The image of children in the Museum changed as attitudes toward them changed in society. While children were regarded as beings to be urged into adulthood as soon as was plausible, the heroes presented in the Museum were white males older than the readers, living enviable, active lives in the broad world. As perceptions changed, and the child was valued more for itself than for what it would become, the heroes of the pieces were, for the most part children themselves, struggling with the duties and responsibilities of life and providing inspiration for those around them. The child's innocence and sweetness was emphasized; the epistolary lectures of Robert Merry, traveling through Venice, are upstaged by a precious letter written by his six-year-old niece ["Uncle Robert's Letters," 55 (March 1868): 108-111]. Children inspire adults to spiritual purity in works like "Mike Smiley" and "Little Jamie". The child's circle of influence and action were narrower now than formerly -- not just in life, but in the Museum as well. "Precocity" in social matters and matters of fashion were frowned upon in the real child and in the fictional child of Alcott's "An Old-Fashioned Girl," serialized in 1869. It was, perhaps, with an eye to squelching "precocity" that the editorial decision was made in 1868 to stop printing letters and pieces sent in by the Museum's readers; but, this decision also points up the widening split between what children could do and what was considered important in adult society that prevailed at the time (Heininger in Century, 21).

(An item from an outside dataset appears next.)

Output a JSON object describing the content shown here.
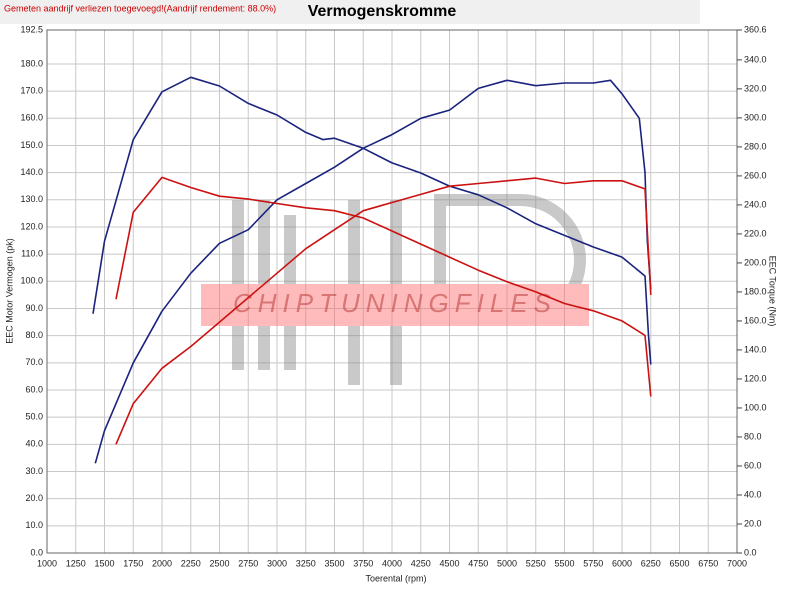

Safe and protected at home, real-life children were to be content to stay there, according to adults: Robert Merry's last essay in the "Chat" urges boys not to emulate the adventures of Dr. Livingstone [62 (Nov 1872): 240]; and the perils of running away are detailed -- and subtly mocked -- in Charles Barnard's "The Voyage of the Salt Mackerel," in 1872.

Goodrich could not have known that his creation would outlive him when he invented Robert Merry in 1841; and he might not have recognized the magazine he founded when it was absorbed by the Companion in 1872. But, in change, perhaps, lay the key to the Museum's success. Outlasting most of the other antebellum periodicals, the Museum reached what -- for a children's periodical -- is a ripe, old age not just because it inspired fierce loyalties from its readers, but because it was able to incorporate new attitudes and ideas into its pages. Its history is not just the history of a periodical, but the history of its times.